Files
fpc-msgbase/docs/architecture.md
Ken Johnson e876d98b83 0.3.5: ma.kludge shared helper, INTL/FMPT/TOPT, area auto-pop, list helpers, PKT polish
Five consumer-feedback items, one milestone:

(1) Shared FTSC kludge plumbing in src/ma.kludge.pas

  ParseKludgeLine, SplitKludgeBlob, BuildKludgePrefix,
  BuildKludgeSuffix.  Single source of truth for kludge naming,
  INTL/FMPT/TOPT recognition, and the kludge.<lowername>
  forward-compat passthrough.  Eliminates the four near-identical
  parsers MSG/PKT/Squish were carrying; JAM's FTSKLUDGE subfield
  walking also routes through ParseKludgeLine so its unknown
  kludges land in the same `kludge.<name>` slot as the others.

  Bug fix folded in: the parser previously split kludge name from
  value at the first ':' it found, which broke INTL (the value
  contains an FTN address with ':' in it).  Now picks the earlier
  of space and colon, which handles both colon-form ("MSGID: foo")
  and space-form ("INTL <to> <from>") kludges correctly.

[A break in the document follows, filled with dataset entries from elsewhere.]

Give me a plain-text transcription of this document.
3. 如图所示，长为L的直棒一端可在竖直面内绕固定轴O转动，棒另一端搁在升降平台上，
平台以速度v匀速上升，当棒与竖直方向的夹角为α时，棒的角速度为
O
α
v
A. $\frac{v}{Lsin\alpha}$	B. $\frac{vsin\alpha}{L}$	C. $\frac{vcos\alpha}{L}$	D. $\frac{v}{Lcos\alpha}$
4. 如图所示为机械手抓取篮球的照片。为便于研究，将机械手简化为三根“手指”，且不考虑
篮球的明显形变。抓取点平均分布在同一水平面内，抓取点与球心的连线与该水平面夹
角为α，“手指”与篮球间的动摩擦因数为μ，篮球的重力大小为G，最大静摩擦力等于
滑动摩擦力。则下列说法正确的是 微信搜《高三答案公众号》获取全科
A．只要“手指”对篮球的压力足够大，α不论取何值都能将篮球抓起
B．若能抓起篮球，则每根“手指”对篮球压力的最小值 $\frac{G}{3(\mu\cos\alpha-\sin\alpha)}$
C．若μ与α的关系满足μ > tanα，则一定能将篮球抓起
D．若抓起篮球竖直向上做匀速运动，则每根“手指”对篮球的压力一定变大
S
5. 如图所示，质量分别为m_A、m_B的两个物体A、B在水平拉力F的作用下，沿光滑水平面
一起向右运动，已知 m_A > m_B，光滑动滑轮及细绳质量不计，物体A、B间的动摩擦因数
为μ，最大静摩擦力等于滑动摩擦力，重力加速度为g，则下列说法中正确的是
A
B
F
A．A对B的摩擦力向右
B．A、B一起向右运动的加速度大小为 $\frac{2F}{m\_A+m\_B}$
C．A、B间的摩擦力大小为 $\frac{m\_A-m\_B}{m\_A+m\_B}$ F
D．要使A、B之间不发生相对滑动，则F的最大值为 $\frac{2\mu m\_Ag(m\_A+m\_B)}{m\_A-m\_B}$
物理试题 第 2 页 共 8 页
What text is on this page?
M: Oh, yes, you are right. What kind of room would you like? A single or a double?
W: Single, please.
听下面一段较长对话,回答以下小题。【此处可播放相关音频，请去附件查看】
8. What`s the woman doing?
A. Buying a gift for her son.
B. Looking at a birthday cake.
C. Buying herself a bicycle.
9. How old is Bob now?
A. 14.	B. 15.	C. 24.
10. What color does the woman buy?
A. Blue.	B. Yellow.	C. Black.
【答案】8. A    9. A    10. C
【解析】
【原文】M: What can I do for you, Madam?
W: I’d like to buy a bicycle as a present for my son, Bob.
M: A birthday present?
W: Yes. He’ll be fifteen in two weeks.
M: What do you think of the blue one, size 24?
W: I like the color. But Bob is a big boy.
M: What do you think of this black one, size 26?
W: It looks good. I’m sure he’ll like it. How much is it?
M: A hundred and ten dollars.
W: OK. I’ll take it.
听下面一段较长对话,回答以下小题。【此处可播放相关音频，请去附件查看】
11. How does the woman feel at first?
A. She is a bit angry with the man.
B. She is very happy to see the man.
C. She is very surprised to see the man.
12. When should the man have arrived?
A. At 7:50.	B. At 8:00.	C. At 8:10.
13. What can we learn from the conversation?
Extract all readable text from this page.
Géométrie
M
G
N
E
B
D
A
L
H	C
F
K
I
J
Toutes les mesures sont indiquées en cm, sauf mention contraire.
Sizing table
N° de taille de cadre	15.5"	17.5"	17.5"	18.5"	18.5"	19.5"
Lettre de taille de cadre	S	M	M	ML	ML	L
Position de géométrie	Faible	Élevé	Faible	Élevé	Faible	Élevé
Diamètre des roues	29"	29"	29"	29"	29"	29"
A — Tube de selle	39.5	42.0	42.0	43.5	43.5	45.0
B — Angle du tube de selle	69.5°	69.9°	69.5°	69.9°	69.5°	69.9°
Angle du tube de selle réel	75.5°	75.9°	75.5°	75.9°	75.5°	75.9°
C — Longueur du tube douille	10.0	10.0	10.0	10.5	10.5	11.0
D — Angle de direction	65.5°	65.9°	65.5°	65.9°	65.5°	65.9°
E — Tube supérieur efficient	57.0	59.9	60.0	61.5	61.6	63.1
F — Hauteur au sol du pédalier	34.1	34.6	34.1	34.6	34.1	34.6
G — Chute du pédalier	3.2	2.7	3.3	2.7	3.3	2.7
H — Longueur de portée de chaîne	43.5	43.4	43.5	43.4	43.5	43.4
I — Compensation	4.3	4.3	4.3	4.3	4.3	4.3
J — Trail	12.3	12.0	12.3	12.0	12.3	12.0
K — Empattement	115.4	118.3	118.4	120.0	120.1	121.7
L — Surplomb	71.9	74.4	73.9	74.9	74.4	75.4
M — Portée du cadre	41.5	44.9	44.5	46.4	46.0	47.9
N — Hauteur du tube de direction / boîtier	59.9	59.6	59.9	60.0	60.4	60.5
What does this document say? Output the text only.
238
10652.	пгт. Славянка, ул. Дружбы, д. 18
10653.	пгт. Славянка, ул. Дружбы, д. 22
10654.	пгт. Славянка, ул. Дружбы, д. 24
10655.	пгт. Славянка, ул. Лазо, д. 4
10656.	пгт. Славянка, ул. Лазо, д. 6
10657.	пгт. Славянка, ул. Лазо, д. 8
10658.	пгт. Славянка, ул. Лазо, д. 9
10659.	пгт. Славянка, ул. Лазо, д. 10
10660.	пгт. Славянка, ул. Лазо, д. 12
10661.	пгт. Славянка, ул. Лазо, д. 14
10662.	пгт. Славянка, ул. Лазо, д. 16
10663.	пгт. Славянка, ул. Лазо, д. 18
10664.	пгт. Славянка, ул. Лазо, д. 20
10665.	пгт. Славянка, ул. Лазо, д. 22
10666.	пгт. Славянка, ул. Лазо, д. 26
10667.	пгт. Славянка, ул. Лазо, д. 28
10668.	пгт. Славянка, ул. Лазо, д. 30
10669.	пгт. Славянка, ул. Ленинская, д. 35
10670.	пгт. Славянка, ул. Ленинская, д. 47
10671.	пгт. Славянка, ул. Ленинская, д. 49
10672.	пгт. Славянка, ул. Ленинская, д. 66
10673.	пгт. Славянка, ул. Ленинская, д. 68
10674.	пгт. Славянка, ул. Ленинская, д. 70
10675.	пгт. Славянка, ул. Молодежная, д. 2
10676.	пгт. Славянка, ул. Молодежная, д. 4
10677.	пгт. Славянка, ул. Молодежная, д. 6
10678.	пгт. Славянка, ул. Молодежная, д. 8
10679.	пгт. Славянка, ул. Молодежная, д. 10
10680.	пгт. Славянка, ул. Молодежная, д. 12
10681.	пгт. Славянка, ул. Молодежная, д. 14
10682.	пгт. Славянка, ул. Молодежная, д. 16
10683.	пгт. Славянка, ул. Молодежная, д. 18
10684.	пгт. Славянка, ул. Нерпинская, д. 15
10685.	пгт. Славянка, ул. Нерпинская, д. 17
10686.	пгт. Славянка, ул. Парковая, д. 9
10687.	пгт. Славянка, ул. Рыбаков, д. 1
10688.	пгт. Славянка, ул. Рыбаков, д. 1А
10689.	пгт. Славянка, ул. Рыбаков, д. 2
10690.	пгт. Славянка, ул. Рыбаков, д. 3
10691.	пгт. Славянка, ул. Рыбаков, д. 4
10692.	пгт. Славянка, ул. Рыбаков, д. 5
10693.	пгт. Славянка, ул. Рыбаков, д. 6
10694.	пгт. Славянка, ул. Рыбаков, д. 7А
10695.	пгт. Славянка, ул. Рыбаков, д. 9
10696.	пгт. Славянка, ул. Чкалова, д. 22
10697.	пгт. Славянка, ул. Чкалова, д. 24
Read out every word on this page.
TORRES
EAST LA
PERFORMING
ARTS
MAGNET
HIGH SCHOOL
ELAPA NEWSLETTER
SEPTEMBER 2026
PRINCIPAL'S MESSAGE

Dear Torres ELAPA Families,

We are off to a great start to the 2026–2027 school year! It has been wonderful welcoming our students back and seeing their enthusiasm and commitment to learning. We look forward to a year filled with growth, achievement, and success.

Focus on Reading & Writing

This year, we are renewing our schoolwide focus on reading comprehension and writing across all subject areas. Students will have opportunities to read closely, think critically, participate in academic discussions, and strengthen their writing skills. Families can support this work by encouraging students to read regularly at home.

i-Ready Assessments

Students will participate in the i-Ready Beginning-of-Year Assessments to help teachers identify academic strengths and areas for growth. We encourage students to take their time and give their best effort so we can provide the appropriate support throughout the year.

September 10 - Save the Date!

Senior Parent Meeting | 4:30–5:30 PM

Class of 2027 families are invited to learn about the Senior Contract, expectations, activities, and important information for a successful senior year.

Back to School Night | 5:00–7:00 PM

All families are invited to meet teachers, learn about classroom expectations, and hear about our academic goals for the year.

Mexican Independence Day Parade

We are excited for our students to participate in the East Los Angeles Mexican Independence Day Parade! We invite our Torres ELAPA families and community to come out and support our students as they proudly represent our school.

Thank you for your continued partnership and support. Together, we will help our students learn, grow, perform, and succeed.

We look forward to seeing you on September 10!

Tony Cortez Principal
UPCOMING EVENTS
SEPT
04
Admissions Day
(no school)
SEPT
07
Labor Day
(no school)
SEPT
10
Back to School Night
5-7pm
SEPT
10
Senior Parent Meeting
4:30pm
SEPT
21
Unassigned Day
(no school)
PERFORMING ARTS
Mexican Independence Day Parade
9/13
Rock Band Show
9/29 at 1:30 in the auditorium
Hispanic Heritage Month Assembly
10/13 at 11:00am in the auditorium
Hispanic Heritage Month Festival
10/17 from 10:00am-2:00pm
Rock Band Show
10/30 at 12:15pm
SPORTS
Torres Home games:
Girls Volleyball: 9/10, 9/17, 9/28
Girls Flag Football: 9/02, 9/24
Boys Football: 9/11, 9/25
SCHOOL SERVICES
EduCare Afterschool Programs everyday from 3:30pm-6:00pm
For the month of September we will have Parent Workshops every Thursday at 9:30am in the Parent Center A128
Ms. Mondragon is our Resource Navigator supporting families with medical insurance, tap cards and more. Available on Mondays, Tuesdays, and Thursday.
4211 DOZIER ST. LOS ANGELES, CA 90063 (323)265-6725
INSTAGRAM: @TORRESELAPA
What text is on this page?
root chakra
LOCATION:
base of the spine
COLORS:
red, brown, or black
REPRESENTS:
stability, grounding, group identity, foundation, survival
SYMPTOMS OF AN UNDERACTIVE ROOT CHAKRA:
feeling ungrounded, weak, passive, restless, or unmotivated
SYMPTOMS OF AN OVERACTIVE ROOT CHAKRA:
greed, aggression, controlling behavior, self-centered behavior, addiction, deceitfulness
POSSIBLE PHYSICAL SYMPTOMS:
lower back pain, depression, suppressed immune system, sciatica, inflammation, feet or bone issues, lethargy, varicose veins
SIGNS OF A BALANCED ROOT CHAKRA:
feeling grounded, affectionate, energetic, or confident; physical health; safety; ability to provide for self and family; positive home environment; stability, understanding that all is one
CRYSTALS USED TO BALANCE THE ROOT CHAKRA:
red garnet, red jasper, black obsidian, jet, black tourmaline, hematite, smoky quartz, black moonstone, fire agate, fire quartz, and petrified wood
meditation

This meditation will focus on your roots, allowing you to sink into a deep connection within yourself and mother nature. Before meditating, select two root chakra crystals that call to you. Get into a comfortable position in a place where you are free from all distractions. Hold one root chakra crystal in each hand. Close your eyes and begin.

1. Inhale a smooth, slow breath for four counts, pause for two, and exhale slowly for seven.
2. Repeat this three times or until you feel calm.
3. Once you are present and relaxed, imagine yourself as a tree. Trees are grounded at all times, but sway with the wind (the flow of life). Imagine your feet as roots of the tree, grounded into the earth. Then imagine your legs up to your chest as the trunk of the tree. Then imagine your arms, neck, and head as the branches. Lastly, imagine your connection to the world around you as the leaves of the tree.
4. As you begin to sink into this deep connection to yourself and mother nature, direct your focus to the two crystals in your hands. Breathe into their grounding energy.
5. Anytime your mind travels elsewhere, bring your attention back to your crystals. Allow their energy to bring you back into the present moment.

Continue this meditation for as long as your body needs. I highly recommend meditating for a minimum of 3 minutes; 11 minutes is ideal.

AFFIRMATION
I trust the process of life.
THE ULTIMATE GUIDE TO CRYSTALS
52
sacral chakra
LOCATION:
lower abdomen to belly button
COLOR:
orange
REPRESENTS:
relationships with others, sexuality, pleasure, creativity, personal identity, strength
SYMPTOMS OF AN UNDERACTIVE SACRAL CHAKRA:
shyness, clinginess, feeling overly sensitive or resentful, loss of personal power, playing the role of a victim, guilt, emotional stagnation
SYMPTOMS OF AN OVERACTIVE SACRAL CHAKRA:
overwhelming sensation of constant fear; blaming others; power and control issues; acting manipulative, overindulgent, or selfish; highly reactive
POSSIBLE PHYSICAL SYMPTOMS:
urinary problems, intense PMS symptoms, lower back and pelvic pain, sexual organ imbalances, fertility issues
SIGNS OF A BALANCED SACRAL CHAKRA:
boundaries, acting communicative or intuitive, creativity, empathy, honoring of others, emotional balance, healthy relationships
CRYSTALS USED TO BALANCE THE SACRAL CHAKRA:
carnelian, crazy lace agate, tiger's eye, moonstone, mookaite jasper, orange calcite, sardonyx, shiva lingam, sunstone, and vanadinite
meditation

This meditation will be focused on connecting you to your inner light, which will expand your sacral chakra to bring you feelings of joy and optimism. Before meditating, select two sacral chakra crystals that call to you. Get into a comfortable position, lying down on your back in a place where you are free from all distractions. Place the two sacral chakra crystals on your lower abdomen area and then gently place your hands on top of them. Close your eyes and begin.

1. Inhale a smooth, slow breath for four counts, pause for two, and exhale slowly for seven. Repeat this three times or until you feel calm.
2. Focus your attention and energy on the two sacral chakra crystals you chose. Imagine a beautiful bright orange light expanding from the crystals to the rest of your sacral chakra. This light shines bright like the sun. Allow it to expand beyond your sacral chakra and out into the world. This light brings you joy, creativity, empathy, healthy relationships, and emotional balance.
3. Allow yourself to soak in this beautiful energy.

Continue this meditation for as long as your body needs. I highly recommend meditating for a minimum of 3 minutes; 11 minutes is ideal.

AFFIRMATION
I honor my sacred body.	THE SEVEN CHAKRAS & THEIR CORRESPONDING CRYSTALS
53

(2) INTL / FMPT / TOPT slots in attributes registry

  FSC-4008 cross-zone routing kludges every netmail tosser carries.
  Added to JAM/Squish/MSG/PKT capability lists, parsed natively,
  emitted on Write.  Round-trip covered by tests.

(3) Unified `kludge.*` namespace for unknown FTSC kludges

  Squish's `squish.kludge.<name>`, MSG's `msg.kludge.<name>`, and
  PKT's `pkt.kludge.<name>` all collapse to plain `kludge.<name>`.
  Consumers find passthrough kludges without switching on format.
  JAM's numeric `jam.subfield.<id>` stays — those are JAM-specific
  binary subfields, not FTSC-form kludges.

(4) `area` auto-populated from base.AreaTag on Read

  When the caller passes AAreaTag to MessageBaseOpen (or sets
  the AreaTag property post-construction), every successful
  ReadMessage fills msg.Attributes['area'] unless the adapter
  already populated it from on-disk data (e.g. PKT AREA kludge).
  Saves echomail consumers from copying AreaTag into every
  message attribute manually.

(5) TMsgAttributes multi-line helpers

  GetList / SetList / AppendListItem on TMsgAttributes for the
  multi-instance attributes (seen-by, path, via, trace) that
  store with #13 between entries.  Consumers don't have to roll
  their own split/join.

Plus two PKT polish items from the same feedback round:

(6) ma.fmt.pkt.uni.DoWriteMessage now raises EMessageBase
    explicitly with a pointer to the Native API instead of
    silently returning False.

(7) TPktFile.CreateFromStream / CreateNewToStream constructors
    accept any TStream (with optional ownership), so unit tests
    that round-trip via TMemoryStream don't have to tempfile-dance.
    FStream is now TStream; FOwnsStream gates Free in destructor.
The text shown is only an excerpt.